Rafael Vilas Boas é professor da Universidade de Brasília (UNB) e integrante do setor de cultura do Movimento dos Trabalhadores Rurais Sem Terra (MST), e conversou com o Brasil de Fato sobre agitação e propaganda e imprensa no centenário da Revolução Russa.
Confira a entrevista:
Brasil de Fato: O senhor informou que está lançando livro sobre o legado da Revolução Russa junto à Expressão Popular. Por que o senhor acredita que é importante estarmos debatendo, ainda nos dias de hoje, sobre esse processo revolucionário? De que forma a memória histórica desse período ainda se faz presente no momento político atual?
Rafael Vilas Boas: A Revolução Russa foi o acontecimento político e cultural mais importante do século XX. O intervalo de apenas um século é muito pequeno para medir as consequências do processo de transformação radical da realidade levado a cabo pelos soviets (conselhos).
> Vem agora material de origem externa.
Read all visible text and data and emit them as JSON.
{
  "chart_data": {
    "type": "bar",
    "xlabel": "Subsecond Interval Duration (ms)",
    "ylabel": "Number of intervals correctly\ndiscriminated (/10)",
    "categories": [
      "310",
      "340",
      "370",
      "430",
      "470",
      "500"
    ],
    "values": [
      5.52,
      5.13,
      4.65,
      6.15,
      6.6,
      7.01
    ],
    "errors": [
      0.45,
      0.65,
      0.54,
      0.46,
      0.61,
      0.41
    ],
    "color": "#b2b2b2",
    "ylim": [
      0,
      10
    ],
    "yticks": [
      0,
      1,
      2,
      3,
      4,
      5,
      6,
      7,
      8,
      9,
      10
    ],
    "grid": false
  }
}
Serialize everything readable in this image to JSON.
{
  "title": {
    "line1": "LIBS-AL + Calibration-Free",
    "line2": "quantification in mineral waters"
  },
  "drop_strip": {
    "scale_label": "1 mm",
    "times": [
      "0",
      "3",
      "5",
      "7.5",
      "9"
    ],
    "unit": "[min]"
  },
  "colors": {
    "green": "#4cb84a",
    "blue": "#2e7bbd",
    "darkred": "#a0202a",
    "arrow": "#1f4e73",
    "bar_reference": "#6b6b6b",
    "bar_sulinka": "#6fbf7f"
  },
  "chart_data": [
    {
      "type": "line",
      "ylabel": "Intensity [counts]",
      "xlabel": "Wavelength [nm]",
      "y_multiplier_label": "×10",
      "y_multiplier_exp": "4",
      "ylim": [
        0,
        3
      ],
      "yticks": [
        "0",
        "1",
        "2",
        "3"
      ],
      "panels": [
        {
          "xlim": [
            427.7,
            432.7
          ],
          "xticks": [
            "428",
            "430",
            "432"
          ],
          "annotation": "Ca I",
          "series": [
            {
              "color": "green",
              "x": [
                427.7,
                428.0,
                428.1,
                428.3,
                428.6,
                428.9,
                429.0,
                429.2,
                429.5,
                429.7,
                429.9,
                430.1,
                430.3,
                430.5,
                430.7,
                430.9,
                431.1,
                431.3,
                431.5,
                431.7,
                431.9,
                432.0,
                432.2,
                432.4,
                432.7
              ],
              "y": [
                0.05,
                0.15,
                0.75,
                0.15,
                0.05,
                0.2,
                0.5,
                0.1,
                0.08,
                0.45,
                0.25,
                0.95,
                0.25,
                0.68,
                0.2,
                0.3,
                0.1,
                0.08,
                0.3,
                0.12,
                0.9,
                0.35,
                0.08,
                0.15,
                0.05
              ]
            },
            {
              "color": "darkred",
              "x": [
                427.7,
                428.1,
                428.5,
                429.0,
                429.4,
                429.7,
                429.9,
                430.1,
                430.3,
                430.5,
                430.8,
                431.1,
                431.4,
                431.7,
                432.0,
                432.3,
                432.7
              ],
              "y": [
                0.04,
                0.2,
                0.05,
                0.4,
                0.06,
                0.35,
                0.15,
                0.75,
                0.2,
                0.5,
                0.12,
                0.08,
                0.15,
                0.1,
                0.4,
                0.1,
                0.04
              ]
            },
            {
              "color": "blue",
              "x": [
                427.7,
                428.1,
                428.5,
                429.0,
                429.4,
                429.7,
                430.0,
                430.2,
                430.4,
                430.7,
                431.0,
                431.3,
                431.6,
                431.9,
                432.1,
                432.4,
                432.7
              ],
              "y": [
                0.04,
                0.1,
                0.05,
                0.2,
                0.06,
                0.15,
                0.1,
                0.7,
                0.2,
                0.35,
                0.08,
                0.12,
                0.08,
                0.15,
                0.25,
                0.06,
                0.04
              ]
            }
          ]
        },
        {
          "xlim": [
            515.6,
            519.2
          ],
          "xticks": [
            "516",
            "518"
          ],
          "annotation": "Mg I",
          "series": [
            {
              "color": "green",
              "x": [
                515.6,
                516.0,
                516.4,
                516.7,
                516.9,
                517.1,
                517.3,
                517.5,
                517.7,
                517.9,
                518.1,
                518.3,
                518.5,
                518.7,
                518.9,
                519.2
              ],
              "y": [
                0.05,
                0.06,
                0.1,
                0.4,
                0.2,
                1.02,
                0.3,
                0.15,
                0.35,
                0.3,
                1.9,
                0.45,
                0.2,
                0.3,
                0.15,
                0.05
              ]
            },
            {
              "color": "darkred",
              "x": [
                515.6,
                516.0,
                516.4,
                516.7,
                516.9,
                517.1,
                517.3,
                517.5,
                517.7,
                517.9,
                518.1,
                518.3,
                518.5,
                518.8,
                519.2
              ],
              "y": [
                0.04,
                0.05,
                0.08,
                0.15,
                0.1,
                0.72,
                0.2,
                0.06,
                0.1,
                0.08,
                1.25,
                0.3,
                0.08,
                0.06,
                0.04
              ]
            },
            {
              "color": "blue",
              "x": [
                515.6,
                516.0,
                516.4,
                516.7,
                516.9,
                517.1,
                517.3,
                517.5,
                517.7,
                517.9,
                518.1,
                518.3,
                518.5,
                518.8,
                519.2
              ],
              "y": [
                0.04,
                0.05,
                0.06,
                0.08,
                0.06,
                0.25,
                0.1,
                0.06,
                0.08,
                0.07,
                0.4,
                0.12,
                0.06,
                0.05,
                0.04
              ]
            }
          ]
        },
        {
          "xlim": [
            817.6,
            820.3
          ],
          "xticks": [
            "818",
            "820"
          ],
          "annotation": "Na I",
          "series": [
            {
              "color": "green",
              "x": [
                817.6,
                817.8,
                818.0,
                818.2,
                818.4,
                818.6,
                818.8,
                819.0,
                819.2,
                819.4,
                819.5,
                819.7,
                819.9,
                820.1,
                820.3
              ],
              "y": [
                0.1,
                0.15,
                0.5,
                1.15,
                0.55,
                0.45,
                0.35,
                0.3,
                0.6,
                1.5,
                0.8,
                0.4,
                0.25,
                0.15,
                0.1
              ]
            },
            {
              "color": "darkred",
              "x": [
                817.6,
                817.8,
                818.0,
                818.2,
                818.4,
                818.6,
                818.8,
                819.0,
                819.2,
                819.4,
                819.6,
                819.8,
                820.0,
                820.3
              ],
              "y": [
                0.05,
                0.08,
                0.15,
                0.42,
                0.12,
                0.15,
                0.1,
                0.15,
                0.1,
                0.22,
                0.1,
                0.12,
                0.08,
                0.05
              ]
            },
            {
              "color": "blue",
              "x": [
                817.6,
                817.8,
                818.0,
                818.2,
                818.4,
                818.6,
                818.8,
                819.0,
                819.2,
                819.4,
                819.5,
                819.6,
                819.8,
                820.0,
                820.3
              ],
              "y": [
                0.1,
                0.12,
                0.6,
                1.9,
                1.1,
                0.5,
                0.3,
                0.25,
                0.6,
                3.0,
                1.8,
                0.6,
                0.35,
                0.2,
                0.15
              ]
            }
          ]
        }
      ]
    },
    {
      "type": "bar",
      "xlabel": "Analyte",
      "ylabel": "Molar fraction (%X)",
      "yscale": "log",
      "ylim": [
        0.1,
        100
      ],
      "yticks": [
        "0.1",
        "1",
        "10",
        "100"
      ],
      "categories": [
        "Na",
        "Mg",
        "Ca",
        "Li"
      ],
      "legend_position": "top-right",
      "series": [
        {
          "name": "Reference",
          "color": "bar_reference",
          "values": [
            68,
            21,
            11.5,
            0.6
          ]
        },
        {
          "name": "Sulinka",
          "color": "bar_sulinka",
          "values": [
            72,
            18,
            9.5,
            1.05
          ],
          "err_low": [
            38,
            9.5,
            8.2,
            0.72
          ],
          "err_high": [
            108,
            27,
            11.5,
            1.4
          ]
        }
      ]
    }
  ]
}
O século XX foi fortemente impactado pelo confronto entre dois projetos, o capitalista e o socialista, que chegou inclusive a dividir cidades e famílias por meio de muros de concreto, como ocorreu em Berlim, por décadas.
A experiência democrática dos conselhos diverge completamente da tradição de decisão política a partir das cúpulas dos partidos, sindicatos, e outras organizações sociais. Os conselhos foram instrumentos políticos construídos a partir dos aprendizados com as derrotas e avanços da luta de classes. Dizem respeito a uma cultura política construída em largo tempo histórico, que considera como relevantes a elevação da formação da consciência, o conhecimento da histórica, o senso de estratégia e tática, o direito à cultura geral e ao senso estético apurado.
O livro que está sendo lançado é uma construção coletiva organizada a partir das exposições dos palestrantes do seminário sobre o Centenário da Revolução Russa e a construção da pedagogia socialista que ocorreu na ENFF, foi organizado por Roseli Salete Caldart e por mim, mas tem textos de autores renomeados em suas áreas de pesquisa. A Revolução foi retirada de pauta em 1964, pelo golpe militar-civil. Desde então passou a ser visto como algo ultrapassado recolocar o ponto em questão. Entretanto, conforme parâmetros marxistas, não estaríamos nós, nessa conjuntura, voltando a viver uma situação revolucionária?
Que papel a agitação e a propaganda desempenharam enquanto forma de comunicação no processo da Revolução Russa em 1917? O uso do jornal foi importante nesse período?
É preciso registrar que a Rússia de 1917 tinha cerca de 80% da população analfabeta e a maior extensão territorial do mundo. Logo, até mesmo para que as comunidades distantes das grandes cidades ficassem sabendo do desencadeamento e do significado da revolução foi preciso grande esforço logístico, artístico e militar, para levar por meio de trens e barcos a agitação e propaganda em diversas linguagens: pelo cinema, teatro, artes plásticas, poesia, música, jornal, debates, etc.
Lenin considerava que a agitprop era o meio mais eficaz de instrução das massas, portanto, estamos falando de uma proposta política e pedagógica com alto nível de elaboração. E não do sentido rebaixado que nos chegou, de agitprop como algo panfletário, raso, rebaixado esteticamente. Sim, o jornal cumpria um papel informativo, formativo e organizativo das massas. Uma das conquistas da tentativa de revolução de 1905 foi a maior liberdade de imprensa na Rússia Czarista, o que permitiu o fortalecimento da cultura do debate de ideias, e isso se intensifica a partir da luta que culminou na queda do czar em fevereiro de 1917.
Qual herança da agitprop podemos perceber atualmente nos movimentos populares do Brasil?
Existem movimentos do campo, como o Movimento dos Trabalhadores Rurais Sem Terra, o Movimento dos Pequenos Agricultores, e o Movimento dos Atingidos por Barragens que realizaram estudos de experiências anteriores e que têm acumulado processos organizativos, formativos e culturais nessa área.
E movimentos urbanos como o Levante Popular da Juventude. Uma das heranças atuais é o reencontro do agitprop com o trabalho de base, e com métodos de educação popular, sobretudo, após o rompimento aparentemente definitivo do pacto de conciliação de classes que regiu a democracia parlamentar burguesa no Brasil desde o fim da ditadura, em 1985. Outro legado se dá no campo dos experimentos estéticos com a fusão de diversas linguagens, por exemplo, na tradição das místicas e jornadas socialistas dos movimentos sociais.